Malgré la reconstruction, les habitants sont amers. Sin Il-gun, 41 ans, a récemment démonté ses installations ostréicoles avec l’aide de soldats. “Nous n’avons touché aucune indemnité pour les quatre mois de travail perdus, se plaint-il. Il nous faut aussi une aide psychologique. On boit beaucoup plus qu’avant.” Il tient à remercier ceux qui leur ont envoyé de l’argent. “Les gens ont fait plus que l’Etat.”
M. Kim, un ancien militaire quinquagénaire, a pris sa retraite en mai 2010. “Le jour du bombardement, je n’arrivais pas à parler tellement j’avais la bouche sèche, alors que j’étais un soldat entraîné.” Aujourd’hui, il ne vit plus dans l’angoisse, sauf quand il entend les détonations provoquées par les exercices de l’infanterie de marine. “Il y a des vieilles dames qui fondent en larmes quand elles entendent ça.” C’est le cas de O I-bun, 81 ans. Après le bombardement, elle a été transférée dans un hôpital d’Inchon, où elle est restée quatre mois. Elle était surtout atteinte psychologiquement. “Arrêtez de m’en parler, ça me fait battre le cœur.” Quand on lui demande pourquoi elle est revenue sur l’île, elle répond : “De quoi vivrais-je sinon ? Vous croyez que mes enfants m’auraient nourrie ?”

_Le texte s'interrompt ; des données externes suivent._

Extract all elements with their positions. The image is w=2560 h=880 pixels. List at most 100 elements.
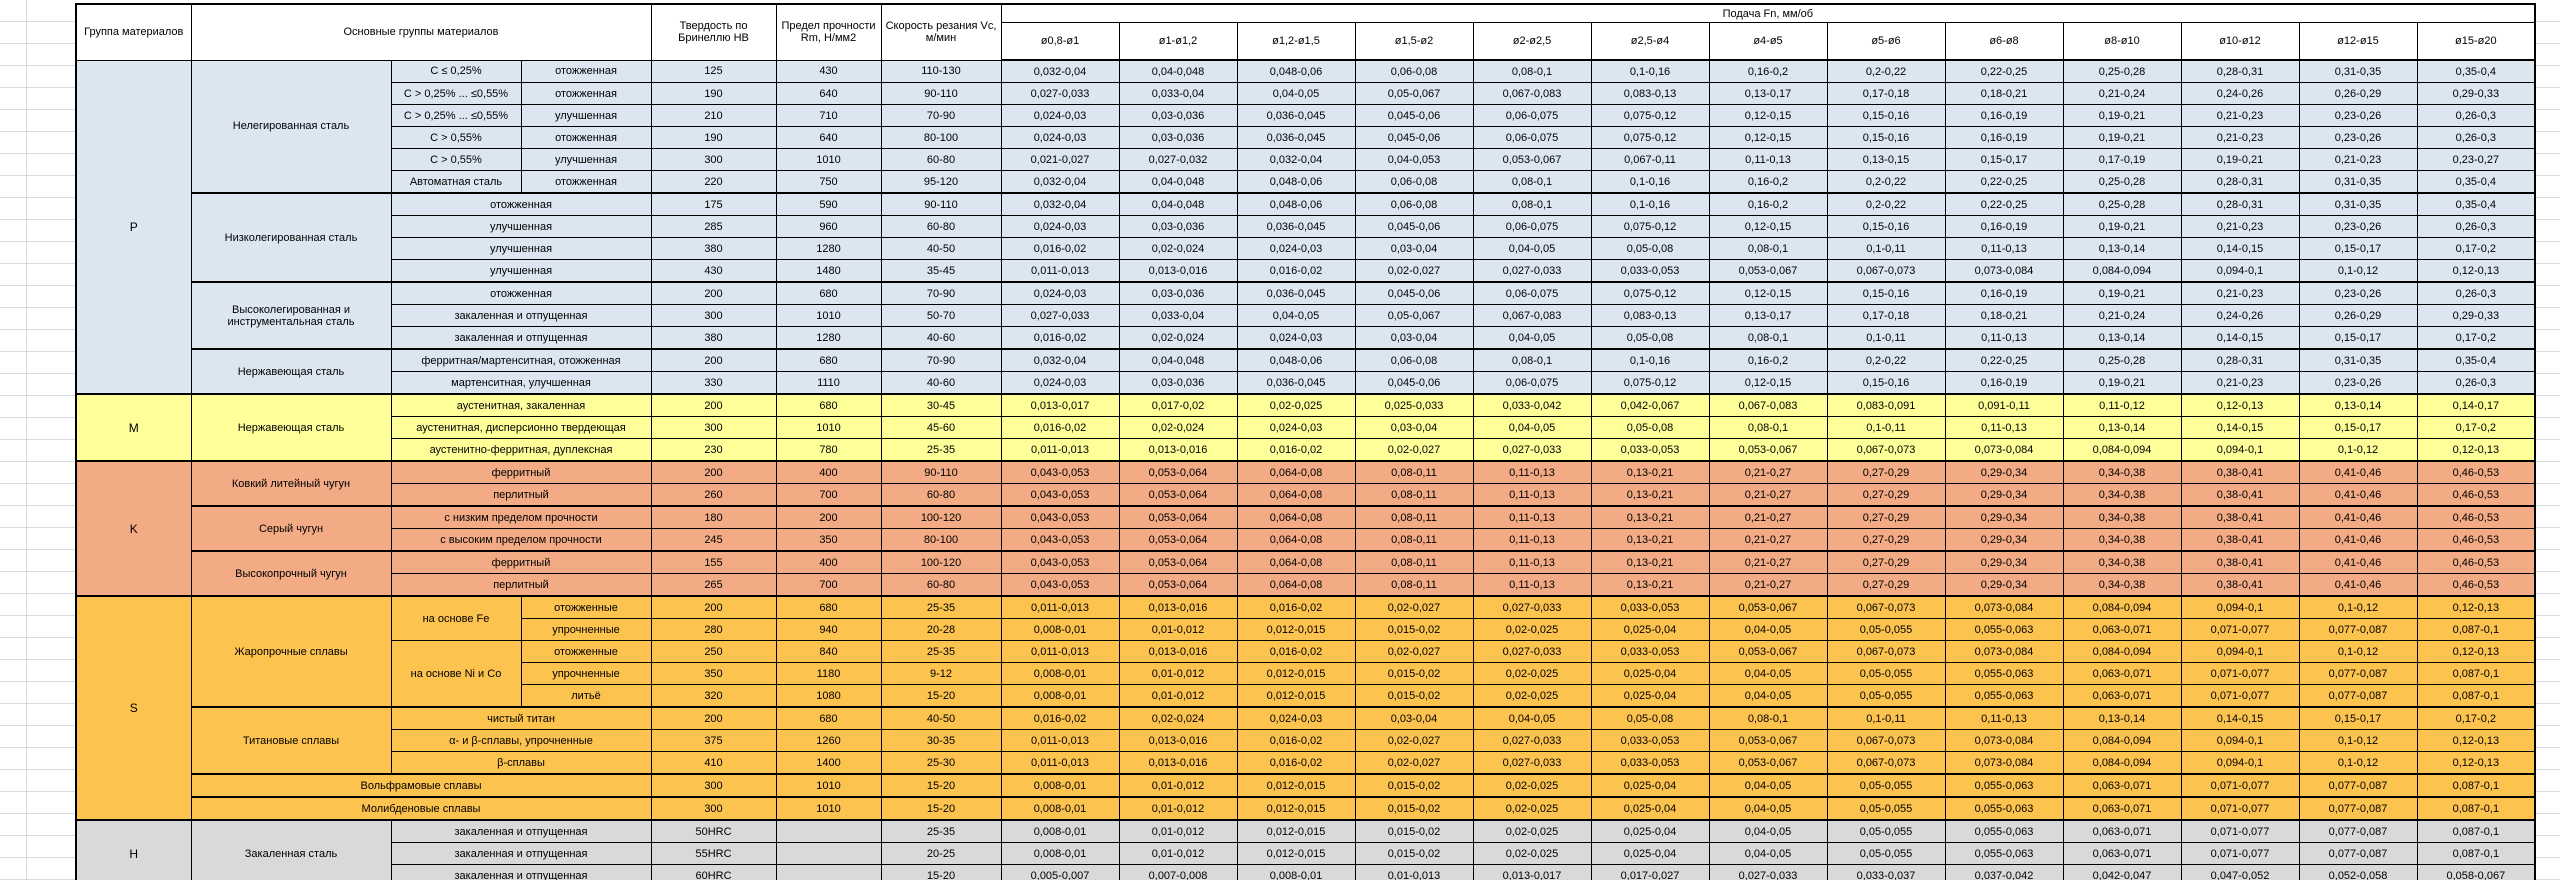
speed-cell[interactable]: 30-35 (880, 729, 1002, 752)
strength-cell[interactable]: 680 (775, 393, 882, 417)
feed-value-cell[interactable]: 0,012-0,015 (1236, 662, 1356, 685)
feed-value-cell[interactable]: 0,063-0,071 (2062, 842, 2182, 865)
feed-value-cell[interactable]: 0,055-0,063 (1944, 796, 2064, 821)
material-cell[interactable]: мартенситная, улучшенная (390, 371, 652, 395)
hardness-cell[interactable]: 200 (650, 595, 777, 619)
feed-value-cell[interactable]: 0,024-0,03 (1236, 326, 1356, 350)
feed-value-cell[interactable]: 0,03-0,036 (1118, 126, 1238, 149)
feed-value-cell[interactable]: 0,077-0,087 (2298, 684, 2418, 708)
hardness-cell[interactable]: 55HRC (650, 842, 777, 865)
material-cell[interactable]: Нержавеющая сталь (190, 393, 392, 462)
speed-cell[interactable]: 100-120 (880, 550, 1002, 574)
feed-value-cell[interactable]: 0,025-0,04 (1590, 796, 1710, 821)
material-cell[interactable]: C > 0,55% (390, 148, 522, 171)
feed-value-cell[interactable]: 0,19-0,21 (2062, 126, 2182, 149)
feed-value-cell[interactable]: 0,11-0,13 (1472, 483, 1592, 507)
feed-value-cell[interactable]: 0,19-0,21 (2180, 148, 2300, 171)
feed-value-cell[interactable]: 0,04-0,053 (1354, 148, 1474, 171)
feed-value-cell[interactable]: 0,11-0,13 (1708, 148, 1828, 171)
feed-value-cell[interactable]: 0,036-0,045 (1236, 215, 1356, 238)
material-cell[interactable]: C > 0,25% ... ≤0,55% (390, 82, 522, 105)
feed-value-cell[interactable]: 0,01-0,012 (1118, 684, 1238, 708)
feed-value-cell[interactable]: 0,15-0,17 (1944, 148, 2064, 171)
feed-value-cell[interactable]: 0,025-0,033 (1354, 393, 1474, 417)
feed-value-cell[interactable]: 0,02-0,025 (1472, 842, 1592, 865)
hardness-cell[interactable]: 200 (650, 460, 777, 484)
feed-value-cell[interactable]: 0,14-0,17 (2416, 393, 2536, 417)
material-cell[interactable]: отожженная (520, 59, 652, 83)
feed-value-cell[interactable]: 0,16-0,2 (1708, 170, 1828, 194)
feed-value-cell[interactable]: 0,26-0,29 (2298, 304, 2418, 327)
feed-value-cell[interactable]: 0,033-0,037 (1826, 864, 1946, 880)
feed-value-cell[interactable]: 0,032-0,04 (1236, 148, 1356, 171)
feed-value-cell[interactable]: 0,053-0,067 (1708, 259, 1828, 283)
feed-value-cell[interactable]: 0,087-0,1 (2416, 796, 2536, 821)
speed-cell[interactable]: 95-120 (880, 170, 1002, 194)
feed-value-cell[interactable]: 0,21-0,27 (1708, 550, 1828, 574)
feed-value-cell[interactable]: 0,11-0,13 (1944, 237, 2064, 260)
material-cell[interactable]: перлитный (390, 483, 652, 507)
feed-value-cell[interactable]: 0,008-0,01 (1000, 618, 1120, 641)
feed-value-cell[interactable]: 0,28-0,31 (2180, 170, 2300, 194)
feed-value-cell[interactable]: 0,015-0,02 (1354, 618, 1474, 641)
feed-value-cell[interactable]: 0,1-0,12 (2298, 259, 2418, 283)
feed-value-cell[interactable]: 0,08-0,1 (1708, 326, 1828, 350)
feed-value-cell[interactable]: 0,21-0,27 (1708, 528, 1828, 552)
feed-value-cell[interactable]: 0,12-0,13 (2180, 393, 2300, 417)
header-feed-d4[interactable]: ø1,5-ø2 (1354, 22, 1474, 61)
feed-value-cell[interactable]: 0,29-0,34 (1944, 483, 2064, 507)
feed-value-cell[interactable]: 0,075-0,12 (1590, 215, 1710, 238)
header-material-group[interactable]: Группа материалов (75, 3, 192, 61)
feed-value-cell[interactable]: 0,15-0,16 (1826, 126, 1946, 149)
group-letter-cell[interactable]: S (75, 595, 192, 821)
feed-value-cell[interactable]: 0,015-0,02 (1354, 796, 1474, 821)
speed-cell[interactable]: 25-35 (880, 819, 1002, 843)
feed-value-cell[interactable]: 0,016-0,02 (1236, 438, 1356, 462)
strength-cell[interactable]: 940 (775, 618, 882, 641)
feed-value-cell[interactable]: 0,11-0,13 (1944, 416, 2064, 439)
group-letter-cell[interactable]: M (75, 393, 192, 462)
feed-value-cell[interactable]: 0,21-0,27 (1708, 483, 1828, 507)
feed-value-cell[interactable]: 0,16-0,19 (1944, 215, 2064, 238)
feed-value-cell[interactable]: 0,084-0,094 (2062, 438, 2182, 462)
feed-value-cell[interactable]: 0,013-0,017 (1000, 393, 1120, 417)
feed-value-cell[interactable]: 0,02-0,025 (1472, 662, 1592, 685)
feed-value-cell[interactable]: 0,04-0,05 (1708, 662, 1828, 685)
feed-value-cell[interactable]: 0,1-0,11 (1826, 237, 1946, 260)
feed-value-cell[interactable]: 0,084-0,094 (2062, 729, 2182, 752)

Son voisin, Kim Yu-song, 81 ans également, a aussi eu des dégâts chez lui. Tout a été réparé grâce à l’argent de la collectivité locale, mais sa femme n’est pas contente : “La maison n’a été restaurée qu’en apparence, elle est fichue. Le béton est fissuré.” “Certains, dont la demeure a été relativement épargnée, trouvent la situation injuste, car ceux qui ont eu une maison complètement détruite en ont obtenu une neuve, qui vaut plus que l’ancienne”, raconte Choi Song-il, 48 ans, patron d’une entreprise de construction. Après le bombardement, il a participé à la commission d’aide aux habitants : “Les choses vont mieux. Mais les gens sont quand même inquiets. C’était tout de même insensé de tirer sur des civils. Ils ont du mal à quitter leur nid, mais ils disent tous que, si les Nord-Coréens récidivent, ils feront leurs bagages.”
Repère
Le 23 novembre 2010, dans un contexte de tension et d’absence de dialogue suite à l’arrivée au pouvoir des conservateurs en Corée du Sud, des batteries nord-coréennes tirent sur l’île sud-coréenne de Yeonpyeong, située en mer Jaune, tout près de la frontière maritime entre les deux Corées. Cet incident d’une gravité sans précédent depuis l’armistice de 1953 fait 4 morts du côté sudiste, dont 2 civils, et plusieurs dizaines de blessés.
Un an après, les relations intercoréennes en sont toujours sensiblement au même point. La Corée du Nord vient de menacer de faire de la résidence présidentielle à Séoul une “mer de feu”. Pourtant, plusieurs pays, dont les Etats-Unis et le Japon, tentent de ramener le pouvoir nord-coréen à la négociation sur la non-prolifération des armes nucléaires. Mais la Corée du Nord vient d’annoncer qu’elle avait avancé sur la construction d’un nouveau réacteur et la production d’uranium enrichi.